Quelle est la position du gouvernement? Selon le ministre de la justice, Mamadou Ismaël Konaté, le gouvernement du Mali est pris dans une situation où des exigences s’imposent à lui. La première exigence est d’évaluer la demande des magistrats au regard de leur situation stricto sensu. Deuxièmement, c’est de prendre en compte la situation des magistrats au regard de leur demande par rapport à la situation générale des autres personnels de la fonction publique. Troisièmement, des limites et des obligations budgétaires qui ne permettent pas aujourd’hui de prendre en charge une demande aussi importante que celle exprimée par les magistrats.
« Aucune offre n’est possible si on ne se réunit pas, si les bases ne sont pas objectives », affirme-t-il. Les syndicats des magistrats réclament 650% d’augmentation de salaires, 400% d’augmentation d’indemnités et 300% d’augmentation de primes, à en croire le ministre Konaté. Avec une telle incidence sur le budget national, poursuit-il, « il faut simplement qu’au-delà, d’autres fonctionnaires peuvent demander la même chose. La responsabilité de l’Etat est quand même de tenir le cordon de la bourse et d’être juste vis-à-vis de l’ensemble de catégories de personnels y compris les magistrats ». Cependant, Konaté reconnait que l’augmentation aujourd’hui de salaires des magistrats est une demande légitime. Aussi, rappelle-t-il les magistrats que leurs demandes ont besoin d’être discutées, évaluées, appréciées objectivement. « Ce n’est pas en restant loin des juridictions, des palais de justice que l’on pourrait le faire ».

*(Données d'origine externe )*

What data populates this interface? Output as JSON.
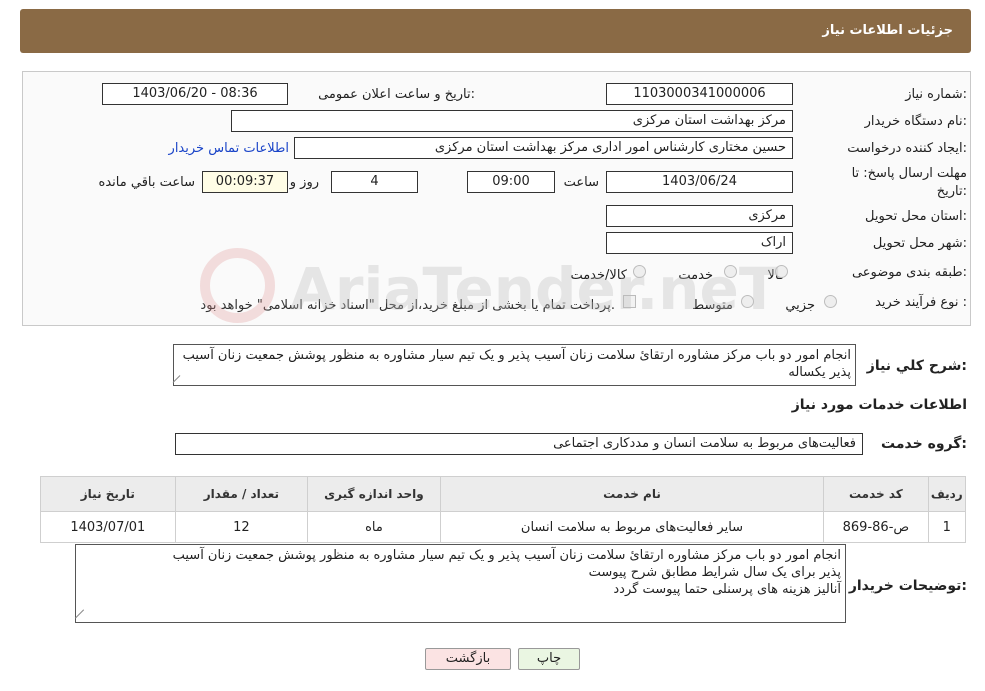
{
  "header": {
    "title": "جزئیات اطلاعات نیاز"
  },
  "form": {
    "need_number_label": "شماره نیاز:",
    "need_number": "1103000341000006",
    "announce_label": "تاریخ و ساعت اعلان عمومی:",
    "announce_value": "1403/06/20 - 08:36",
    "buyer_org_label": "نام دستگاه خریدار:",
    "buyer_org": "مرکز بهداشت استان مرکزی",
    "creator_label": "ایجاد کننده درخواست:",
    "creator": "حسین مختاری کارشناس امور اداری مرکز بهداشت استان مرکزی",
    "contact_link": "اطلاعات تماس خریدار",
    "deadline_label_1": "مهلت ارسال پاسخ: تا",
    "deadline_label_2": "تاریخ:",
    "deadline_date": "1403/06/24",
    "time_label": "ساعت",
    "deadline_time": "09:00",
    "days_value": "4",
    "days_label": "روز و",
    "remaining_time": "00:09:37",
    "remaining_label": "ساعت باقي مانده",
    "province_label": "استان محل تحویل:",
    "province": "مرکزی",
    "city_label": "شهر محل تحویل:",
    "city": "اراک",
    "category_label": "طبقه بندی موضوعی:",
    "category_options": [
      "کالا",
      "خدمت",
      "کالا/خدمت"
    ],
    "process_label": "نوع فرآیند خرید :",
    "process_options": [
      "جزیي",
      "متوسط"
    ],
    "payment_note": "پرداخت تمام یا بخشی از مبلغ خرید،از محل \"اسناد خزانه اسلامی\" خواهد بود."
  },
  "summary": {
    "label": "شرح کلي نیاز:",
    "text": "انجام امور دو باب مرکز مشاوره ارتقائ سلامت زنان آسیب پذیر و یک تیم سیار مشاوره به منظور پوشش جمعیت زنان آسیب پذیر یکساله"
  },
  "services": {
    "section_title": "اطلاعات خدمات مورد نیاز",
    "group_label": "گروه خدمت:",
    "group_value": "فعالیت‌های مربوط به سلامت انسان و مددکاری اجتماعی",
    "columns": [
      "ردیف",
      "کد خدمت",
      "نام خدمت",
      "واحد اندازه گیری",
      "تعداد / مقدار",
      "تاریخ نیاز"
    ],
    "rows": [
      [
        "1",
        "ص-86-869",
        "سایر فعالیت‌های مربوط به سلامت انسان",
        "ماه",
        "12",
        "1403/07/01"
      ]
    ]
  },
  "buyer_notes": {
    "label": "توضیحات خریدار:",
    "lines": [
      "انجام امور دو باب مرکز مشاوره ارتقائ سلامت زنان آسیب پذیر و یک تیم سیار مشاوره به منظور پوشش جمعیت زنان آسیب",
      "پذیر برای یک سال شرایط مطابق شرح پیوست",
      "آنالیز هزینه های پرسنلی حتما پیوست گردد"
    ]
  },
  "buttons": {
    "print": "چاپ",
    "back": "بازگشت"
  },
  "watermark": "AriaTender.neT",
  "colors": {
    "header": "#8a6a45",
    "link": "#1a44c8",
    "print_btn": "#eaf6e2",
    "back_btn": "#fbe3e3"
  }
}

Qu’envisage le SAM au cas où le gouvernement ne cèderait pas? Pour le président du SAM, le gouvernement ne peut rester sur sa position, « parce que nous allons utiliser tous les moyens, aussi bien à l’interne que sur le plan international. D’ailleurs, nous sommes en train de préparer une résolution contre le gouvernement du Mali par rapport à sa violation totale des dispositions constitutionnelles, par rapport à son non-respect des engagements internationaux et sur l’indépendance du pouvoir judiciaire. Le gouvernement ne peut pas signer au plan international des engagements et refuser de les honorer. Cela est inacceptable. Ce qui est sûr, nous allons nous trouver devant la scène internationale, si le gouvernement ne devenait pas objectif dans le traitement de nos revendications. Nous avons avoir les arguments, les moyens intellectuels et juridiques pour faire fléchir la position inacceptable du gouvernement ».

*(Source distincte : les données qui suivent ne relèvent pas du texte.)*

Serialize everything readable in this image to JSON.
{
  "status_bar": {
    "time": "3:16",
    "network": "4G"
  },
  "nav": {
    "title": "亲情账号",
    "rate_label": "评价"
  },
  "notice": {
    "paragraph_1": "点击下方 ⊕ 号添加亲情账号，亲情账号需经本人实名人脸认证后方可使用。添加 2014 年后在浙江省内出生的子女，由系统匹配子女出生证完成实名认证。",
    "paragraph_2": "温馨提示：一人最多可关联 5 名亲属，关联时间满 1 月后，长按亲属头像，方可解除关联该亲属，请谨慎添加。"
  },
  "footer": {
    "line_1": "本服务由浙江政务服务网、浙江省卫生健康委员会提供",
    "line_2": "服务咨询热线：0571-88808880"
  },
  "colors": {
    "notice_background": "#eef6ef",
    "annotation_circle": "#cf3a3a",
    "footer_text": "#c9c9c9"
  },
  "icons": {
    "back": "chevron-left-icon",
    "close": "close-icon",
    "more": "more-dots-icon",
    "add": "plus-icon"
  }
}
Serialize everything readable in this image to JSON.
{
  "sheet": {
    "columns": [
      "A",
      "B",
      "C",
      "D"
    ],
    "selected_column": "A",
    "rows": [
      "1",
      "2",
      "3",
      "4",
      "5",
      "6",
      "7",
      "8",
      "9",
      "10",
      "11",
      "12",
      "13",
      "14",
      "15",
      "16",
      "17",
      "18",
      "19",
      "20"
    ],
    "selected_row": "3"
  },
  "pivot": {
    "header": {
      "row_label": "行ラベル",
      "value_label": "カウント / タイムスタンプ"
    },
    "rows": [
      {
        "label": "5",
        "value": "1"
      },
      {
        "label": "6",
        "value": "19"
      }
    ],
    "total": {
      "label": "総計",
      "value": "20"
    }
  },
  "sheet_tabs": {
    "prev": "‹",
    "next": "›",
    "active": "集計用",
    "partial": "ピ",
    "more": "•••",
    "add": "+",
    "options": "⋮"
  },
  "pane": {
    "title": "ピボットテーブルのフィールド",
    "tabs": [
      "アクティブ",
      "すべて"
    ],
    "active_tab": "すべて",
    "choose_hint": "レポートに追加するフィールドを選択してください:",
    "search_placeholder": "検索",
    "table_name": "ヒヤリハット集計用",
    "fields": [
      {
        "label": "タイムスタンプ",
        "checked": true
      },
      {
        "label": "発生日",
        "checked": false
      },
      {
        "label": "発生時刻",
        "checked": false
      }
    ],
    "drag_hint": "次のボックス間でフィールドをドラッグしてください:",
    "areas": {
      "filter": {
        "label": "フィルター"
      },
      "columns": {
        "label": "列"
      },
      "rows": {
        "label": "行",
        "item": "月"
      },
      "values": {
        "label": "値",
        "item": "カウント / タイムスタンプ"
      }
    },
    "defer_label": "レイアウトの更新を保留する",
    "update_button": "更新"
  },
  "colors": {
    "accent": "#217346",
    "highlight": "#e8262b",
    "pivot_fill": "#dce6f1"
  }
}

Le syndicat des magistrats, depuis le déclenchement de cette grève, a déjà rencontré plusieurs personnalités, dont le président de l’Union pour la République et la démocratie (URD), Soumaïla Cissé. La démarche du chef de file de l’opposition visait à mutualiser les connaissances sur la crise que traverse la justice malienne et qui frappe les justiciables. «Au-delà des positions partisanes, nous avons tous intérêt à ce que la justice fonctionne. La justice étant le fondement de la démocratie, nous ne pouvons pas rester indifférents. C’est pourquoi nous sommes donc venus en délégation pour nous familiariser avec les doléances des magistrats afin de trouver une solution, pas pour le gouvernement, mais pour le Mali», a déclaré Soumaïla Cissé. Et de poursuivre : «Je crois qu’une démocratie ne peut pas se construire sans une justice indépendante financièrement et dans ses décisions. Le gouvernement se refuse au dialogue, et si nous avons la justice comme épine, il n’y a plus moyen d’avancer. Je pense qu’on est arrivé au mur et nous nous devons de réagir».
Bien que l’URD ait tendu la main au SAM, ce parti politique a cependant demandé une copie des revendications pour mieux les étudier. En tant que cadres et responsables de ce pays, l’honorable Cissé et sa délégation veulent déterminer ce qui est dans la possibilité de l’Etat du Mali conformément aux doléances du syndicat autonome de la magistrature. Mais ils restent convaincus que le Mali a besoin d’une justice crédible.